In a medical malpractice case where a jury heard firsthand evidence to determine whether a defendant physician’s conduct fell below the standard of care, the plaintiff wants the judge to give the jury an instruction allowing jurors to find a physician negligent based on the mere fact that there was an injury.
The instruction in legal terms is called res ipsa loquitur—“the thing speaks for itself.” While it may be appropriate in the rare case where a physician amputated the wrong limb or patient with quadriplegia is unmonitored and falls off an exam table, “it defies logic” to let jurors infer that a defendant doctor didn’t meet the standard of care in a typical battle-of-the-experts case, the Litigation Center of the American Medical Association and State Medical Societies and Pennsylvania Medical Society (PAMED) tell the Pennsylvania Supreme Court in an amicus brief.
“Indeed, allowing a jury to be instructed on the res ipsa loquitur doctrine in the face of direct evidence in a complicated medical malpractice case will be perceived for what it is: an implicit endorsement of the plaintiff’s case, which the jury can, and likely will, use to avoid weighing the evidence,” the brief tells the court in the case, Lageman v. Zepp.
The brief draws parallels between the Lageman case and previous cases that established case law that doesn’t allow the res ipsa loquitur instruction in cases where the jury was presented direct evidence of what occurred during the medical procedure that caused an injury. It also explains the ramifications of the Pennsylvania Supreme Court upending well-established precedent.
“Giving the jury license to infer, rather than carefully consider the proofs at trial, will significantly expand a plaintiff’s ability to convince a jury of a defendant’s negligence and unfairly lower the bar to liability for unsuccessful medical treatment, making physicians guarantors of a good outcome,” the brief says. “In turn, this will increase medical malpractice liability costs – with no corresponding benefit – and result in all citizens having to foot the bill in the form of higher insurance rates and medical costs.”

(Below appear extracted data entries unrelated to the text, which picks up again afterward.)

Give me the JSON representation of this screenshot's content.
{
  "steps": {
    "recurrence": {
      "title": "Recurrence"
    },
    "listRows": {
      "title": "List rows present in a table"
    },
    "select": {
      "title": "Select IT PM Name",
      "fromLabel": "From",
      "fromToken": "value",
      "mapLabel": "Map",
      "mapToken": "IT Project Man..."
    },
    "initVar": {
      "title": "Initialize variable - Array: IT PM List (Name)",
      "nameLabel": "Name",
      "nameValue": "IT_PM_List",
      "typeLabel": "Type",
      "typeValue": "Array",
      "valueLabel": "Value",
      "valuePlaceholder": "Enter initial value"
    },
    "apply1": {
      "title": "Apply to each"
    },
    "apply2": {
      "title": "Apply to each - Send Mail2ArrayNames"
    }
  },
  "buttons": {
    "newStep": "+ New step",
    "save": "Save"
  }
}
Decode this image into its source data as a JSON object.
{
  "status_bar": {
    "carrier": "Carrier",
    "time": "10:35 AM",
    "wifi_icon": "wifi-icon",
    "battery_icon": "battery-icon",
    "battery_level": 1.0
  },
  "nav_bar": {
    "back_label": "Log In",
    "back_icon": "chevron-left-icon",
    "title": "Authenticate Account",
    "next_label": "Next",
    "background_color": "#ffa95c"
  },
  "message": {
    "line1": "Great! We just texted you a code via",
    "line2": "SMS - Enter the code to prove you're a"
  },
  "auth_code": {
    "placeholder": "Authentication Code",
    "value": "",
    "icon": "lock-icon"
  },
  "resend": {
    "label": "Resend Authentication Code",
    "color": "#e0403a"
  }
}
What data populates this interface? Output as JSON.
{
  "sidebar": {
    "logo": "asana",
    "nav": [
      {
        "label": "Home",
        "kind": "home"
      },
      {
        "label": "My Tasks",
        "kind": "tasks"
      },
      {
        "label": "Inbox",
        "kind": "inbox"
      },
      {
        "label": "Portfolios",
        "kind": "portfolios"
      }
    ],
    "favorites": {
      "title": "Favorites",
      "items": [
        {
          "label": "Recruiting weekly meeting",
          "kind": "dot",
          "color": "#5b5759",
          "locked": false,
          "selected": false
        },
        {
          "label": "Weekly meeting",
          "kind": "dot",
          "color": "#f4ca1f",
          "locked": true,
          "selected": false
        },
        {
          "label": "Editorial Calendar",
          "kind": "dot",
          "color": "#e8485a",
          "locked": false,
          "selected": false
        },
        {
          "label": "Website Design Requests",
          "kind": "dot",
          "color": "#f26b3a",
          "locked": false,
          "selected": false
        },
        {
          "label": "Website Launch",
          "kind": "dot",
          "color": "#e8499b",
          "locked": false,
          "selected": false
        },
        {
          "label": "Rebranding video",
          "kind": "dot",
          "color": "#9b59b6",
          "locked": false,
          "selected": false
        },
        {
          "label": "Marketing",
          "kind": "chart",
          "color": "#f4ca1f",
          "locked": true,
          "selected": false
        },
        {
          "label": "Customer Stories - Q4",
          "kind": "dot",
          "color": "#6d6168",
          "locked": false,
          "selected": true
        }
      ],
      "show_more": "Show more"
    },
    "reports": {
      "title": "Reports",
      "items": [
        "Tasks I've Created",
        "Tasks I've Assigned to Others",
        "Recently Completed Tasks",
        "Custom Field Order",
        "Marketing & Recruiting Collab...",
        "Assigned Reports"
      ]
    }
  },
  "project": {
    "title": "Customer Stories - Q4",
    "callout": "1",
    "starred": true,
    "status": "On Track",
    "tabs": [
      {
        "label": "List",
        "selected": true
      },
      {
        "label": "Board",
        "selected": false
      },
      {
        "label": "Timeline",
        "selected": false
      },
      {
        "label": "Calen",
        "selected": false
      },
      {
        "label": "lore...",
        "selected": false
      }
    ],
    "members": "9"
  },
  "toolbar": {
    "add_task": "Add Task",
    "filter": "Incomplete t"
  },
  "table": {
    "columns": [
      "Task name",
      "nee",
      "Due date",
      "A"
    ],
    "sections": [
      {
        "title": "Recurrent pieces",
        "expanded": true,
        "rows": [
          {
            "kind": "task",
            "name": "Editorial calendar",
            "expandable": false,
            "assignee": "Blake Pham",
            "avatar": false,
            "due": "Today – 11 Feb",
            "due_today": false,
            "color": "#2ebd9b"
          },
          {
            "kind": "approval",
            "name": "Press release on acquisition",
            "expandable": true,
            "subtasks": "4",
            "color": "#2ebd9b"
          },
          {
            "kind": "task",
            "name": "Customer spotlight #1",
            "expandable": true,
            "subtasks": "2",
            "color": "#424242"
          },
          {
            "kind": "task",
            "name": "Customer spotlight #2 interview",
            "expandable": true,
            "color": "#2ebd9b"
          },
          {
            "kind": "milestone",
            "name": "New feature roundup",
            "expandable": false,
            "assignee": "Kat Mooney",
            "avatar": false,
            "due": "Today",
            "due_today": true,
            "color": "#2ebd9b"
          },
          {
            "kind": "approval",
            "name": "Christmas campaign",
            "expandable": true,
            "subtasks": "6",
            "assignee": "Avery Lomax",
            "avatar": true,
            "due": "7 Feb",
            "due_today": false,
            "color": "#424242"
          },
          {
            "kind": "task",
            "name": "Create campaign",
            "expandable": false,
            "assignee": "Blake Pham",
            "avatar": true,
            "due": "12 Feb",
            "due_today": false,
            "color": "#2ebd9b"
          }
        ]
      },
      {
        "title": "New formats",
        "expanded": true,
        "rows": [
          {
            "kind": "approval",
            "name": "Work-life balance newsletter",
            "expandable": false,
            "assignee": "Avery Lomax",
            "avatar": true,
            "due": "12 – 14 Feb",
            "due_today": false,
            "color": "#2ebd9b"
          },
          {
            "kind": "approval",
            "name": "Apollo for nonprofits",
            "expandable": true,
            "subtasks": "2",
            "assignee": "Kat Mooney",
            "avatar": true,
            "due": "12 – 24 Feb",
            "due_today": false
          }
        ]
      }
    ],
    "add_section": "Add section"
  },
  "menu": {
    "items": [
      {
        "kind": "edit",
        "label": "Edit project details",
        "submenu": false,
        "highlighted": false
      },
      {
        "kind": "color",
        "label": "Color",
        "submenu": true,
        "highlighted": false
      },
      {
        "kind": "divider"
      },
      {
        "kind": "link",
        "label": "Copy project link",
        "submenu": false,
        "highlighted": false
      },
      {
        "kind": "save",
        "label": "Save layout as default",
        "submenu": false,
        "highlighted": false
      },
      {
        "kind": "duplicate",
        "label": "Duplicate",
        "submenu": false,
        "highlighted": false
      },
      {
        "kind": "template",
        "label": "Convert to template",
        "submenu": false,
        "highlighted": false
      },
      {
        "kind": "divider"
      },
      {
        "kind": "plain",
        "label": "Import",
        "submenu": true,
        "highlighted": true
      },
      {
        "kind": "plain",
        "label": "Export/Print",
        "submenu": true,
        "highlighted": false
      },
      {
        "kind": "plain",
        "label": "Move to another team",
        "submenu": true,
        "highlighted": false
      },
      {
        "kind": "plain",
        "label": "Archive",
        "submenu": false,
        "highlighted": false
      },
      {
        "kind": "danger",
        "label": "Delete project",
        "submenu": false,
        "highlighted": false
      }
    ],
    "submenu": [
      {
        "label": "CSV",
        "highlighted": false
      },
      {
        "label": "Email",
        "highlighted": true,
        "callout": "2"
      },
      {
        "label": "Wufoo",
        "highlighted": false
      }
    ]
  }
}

Trial court got ruling right
At trial, Elizabeth H. Lageman’s daughter alleged that anesthesiologist John Zepp, DO, negligently placed a catheter into her mother’s carotid artery during an emergency exploratory laparotomy, causing her mother to suffer a stroke and partial paralysis.
The AMA Litigation Center and PAMED tell the court it was a “run-of-the-mill ‘battle of the experts’ case, in which the jury arrived at a defense verdict.”
Both sides agreed Dr. Zepp placed the catheter into the artery and that it caused the injury. The disagreement was whether there was a breach of the standard of care.
Defendants explained it was more difficult to place the line into Lageman because of her anatomy and that her injury could happen without physician negligence. An expert testified the injury occurred despite Dr. Zepp complying with applicable standards of care.
The plaintiffs and their expert disagreed, arguing that negligent care caused the injury. At trial, they asked the judge to instruct the jury to be allowed to presume negligence from the fact that Lageman experienced an arterial cannulation. The judge denied the request, but the Pennsylvania Superior Court in a 2–1 decision said the refusal to give a res ipsa loquitur instruction was improper and granted a new trial.
The Pennsylvania Supreme Court is now considering whether the instruction should be given. The AMA Litigation Center and PAMED are asking the court to reverse the appellate decision.
If it’s not reversed, the Superior Court decision will create a “cloud of liability over the medical profession,” physicians tell the court.
“Allowing a jury to infer negligence simply because a patient has suffered a complication or experienced an adverse result—even when the physician prudently performed the procedure and could not control the outcome—will make physicians less likely to perform these procedures,” says the brief.